BNP Paribas hat auf sämtliche griechischen Staatsanleihen Abschreibungen in Höhe von 60 Prozent vorgenommen. Sie stehen jetzt noch mit 1,6 Milliarden Euro in den Büchern. Ende Juni waren es noch vier Milliarden Euro gewesen. Ohne diese Maßnahme wäre der Überschuss im Vergleich zum dritten Quartal 2010 um 2,4 Prozent auf 1,95 Milliarden Euro gestiegen, wie der Chef des Geldhauses, Baudouin Prot, sagte. Er betonte: „Eine Pleite Griechenlands wäre für BNP handhabbar.“ Auf dem Spiel stünden in diesem Fall vor allem die Staatsanleihen, hinsichtlich Kreditvergabe sei das Institut in dem Land wenig engagiert.

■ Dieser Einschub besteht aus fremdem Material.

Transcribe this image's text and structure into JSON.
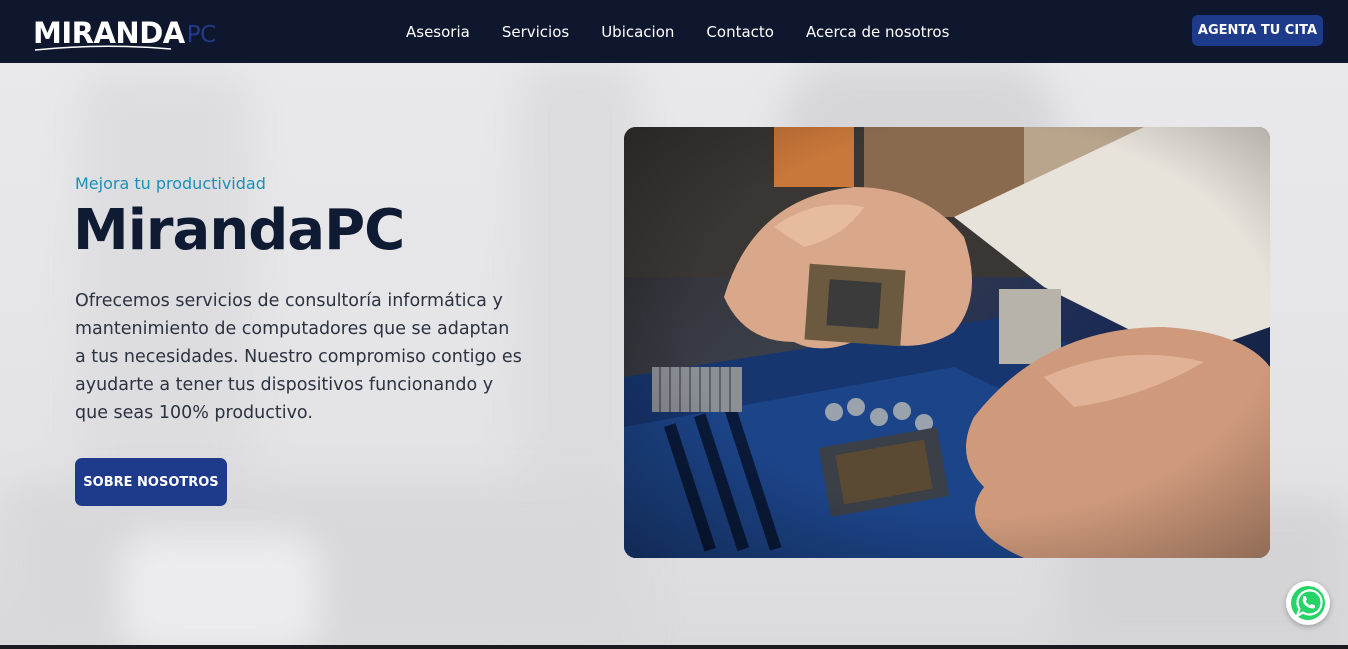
{
  "brand": {
    "logo_main": "MIRANDA",
    "logo_accent": "PC",
    "accent_color": "#1e3a8a",
    "nav_bg_color": "#0f172e"
  },
  "nav": {
    "links": [
      {
        "label": "Asesoria"
      },
      {
        "label": "Servicios"
      },
      {
        "label": "Ubicacion"
      },
      {
        "label": "Contacto"
      },
      {
        "label": "Acerca de nosotros"
      }
    ],
    "cta_label": "AGENTA TU CITA"
  },
  "hero": {
    "eyebrow": "Mejora tu productividad",
    "title": "MirandaPC",
    "description": "Ofrecemos servicios de consultoría informática y mantenimiento de computadores que se adaptan a tus necesidades. Nuestro compromiso contigo es ayudarte a tener tus dispositivos funcionando y que seas 100% productivo.",
    "cta_label": "SOBRE NOSOTROS",
    "image_icon": "motherboard-cpu-photo"
  },
  "floating": {
    "whatsapp_icon": "whatsapp-icon",
    "whatsapp_color": "#25d366"
  }
}
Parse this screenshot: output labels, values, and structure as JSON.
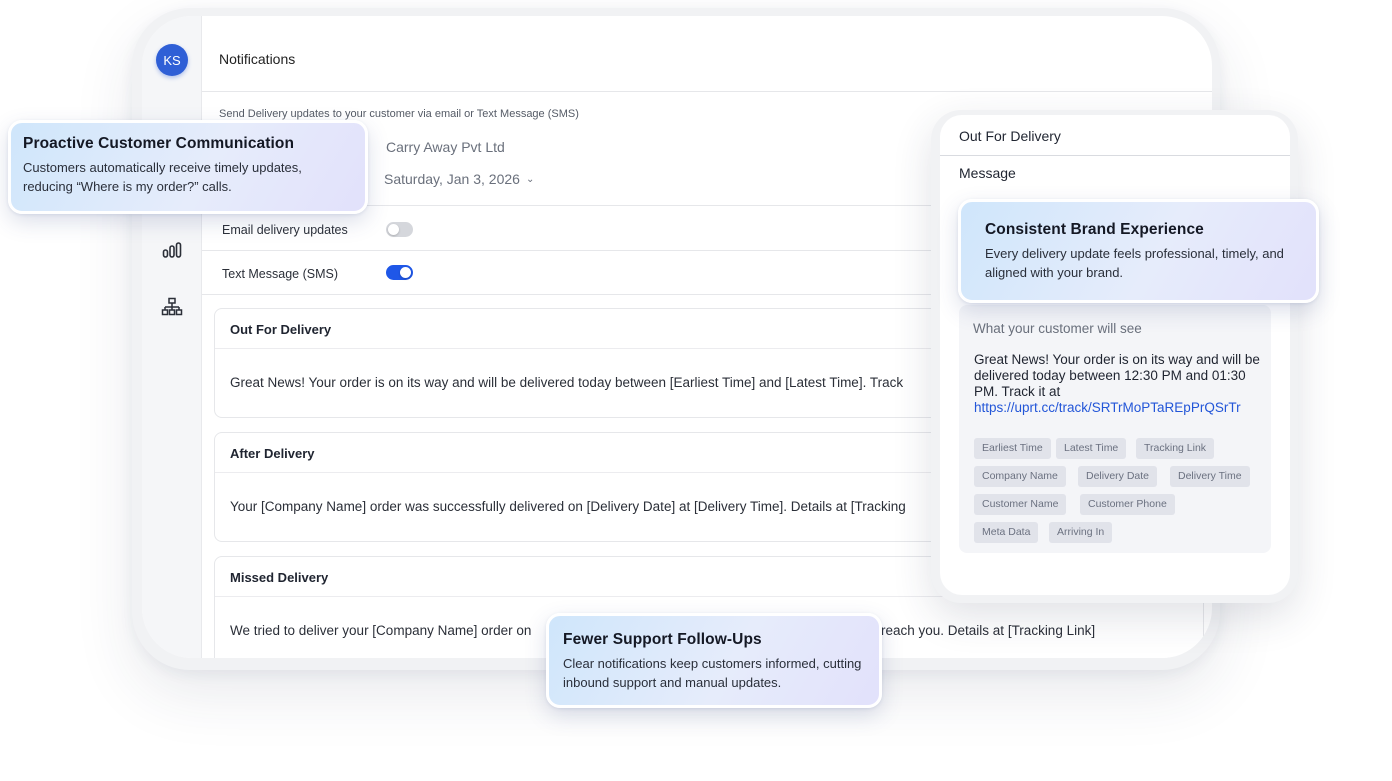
{
  "app": {
    "avatar_initials": "KS",
    "page_title": "Notifications",
    "subtitle": "Send Delivery updates to your customer via email or Text Message (SMS)",
    "company_name": "Carry Away Pvt Ltd",
    "date_value": "Saturday, Jan 3, 2026",
    "sidebar_icons": [
      "bar-chart-icon",
      "org-chart-icon"
    ],
    "toggles": [
      {
        "label": "Email delivery updates",
        "enabled": false
      },
      {
        "label": "Text Message (SMS)",
        "enabled": true
      }
    ],
    "toggle_on_color": "#1f57e8",
    "messages": [
      {
        "title": "Out For Delivery",
        "body": "Great News! Your order is on its way and will be delivered today between [Earliest Time] and [Latest Time]. Track"
      },
      {
        "title": "After Delivery",
        "body": "Your [Company Name] order was successfully delivered on [Delivery Date] at [Delivery Time]. Details at [Tracking"
      },
      {
        "title": "Missed Delivery",
        "body": "We tried to deliver your [Company Name] order on",
        "body_tail": "reach you. Details at [Tracking Link]"
      }
    ]
  },
  "phone": {
    "title": "Out For Delivery",
    "message_label": "Message",
    "preview_label": "What your customer will see",
    "preview_text": "Great News! Your order is on its way and will be delivered today between 12:30 PM and 01:30 PM. Track it at",
    "preview_link": "https://uprt.cc/track/SRTrMoPTaREpPrQSrTr",
    "link_color": "#2356d8",
    "chips": [
      "Earliest Time",
      "Latest Time",
      "Tracking Link",
      "Company Name",
      "Delivery Date",
      "Delivery Time",
      "Customer Name",
      "Customer Phone",
      "Meta Data",
      "Arriving In"
    ]
  },
  "callouts": {
    "proactive": {
      "title": "Proactive Customer Communication",
      "text": "Customers automatically receive timely updates, reducing “Where is my order?” calls."
    },
    "brand": {
      "title": "Consistent Brand Experience",
      "text": "Every delivery update feels professional, timely, and aligned with your brand."
    },
    "support": {
      "title": "Fewer Support Follow-Ups",
      "text": "Clear notifications keep customers informed, cutting inbound support and manual updates."
    }
  }
}
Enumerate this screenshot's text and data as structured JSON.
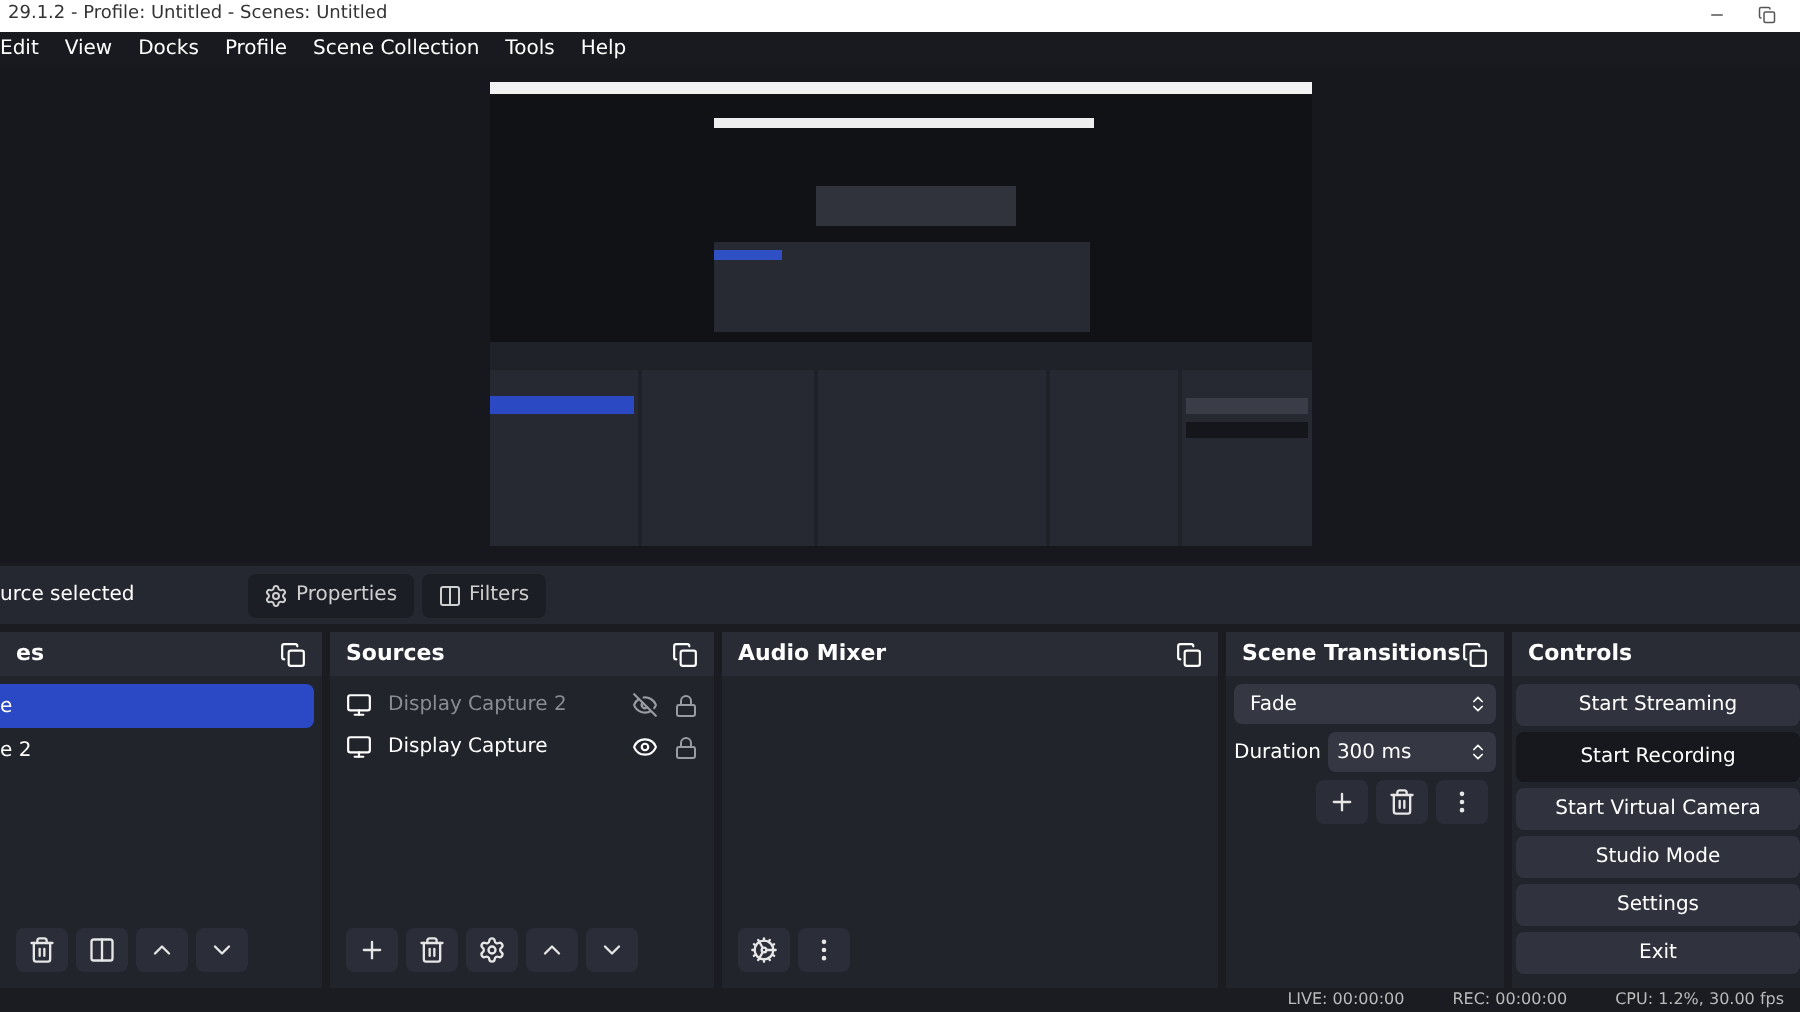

Frisches Geld wird auch nötig sein, nachdem die französische Zentralbank den Kapitalbedarf der vier größten nationalen Banken, die einen Anteil von 80 Prozent an der gesamten Branche haben, nach den Beschlüssen des Euro-Krisengipfels beziffert hat: 2,1 Milliarden Euro bei BNP, 3,3 Milliarden Euro bei SocGen und 3,4 Milliarden bei den Banques Populaires Caisses d’Epargne. CA kommt demnach ohne frisches Kapital aus, wird aber im Gegensatz zu den beiden Branchenführern von den Citigroup-Analysten wegen der stärkeren Abhängigkeit vom Südeuropageschäft nur auf „neutral“ eingestuft.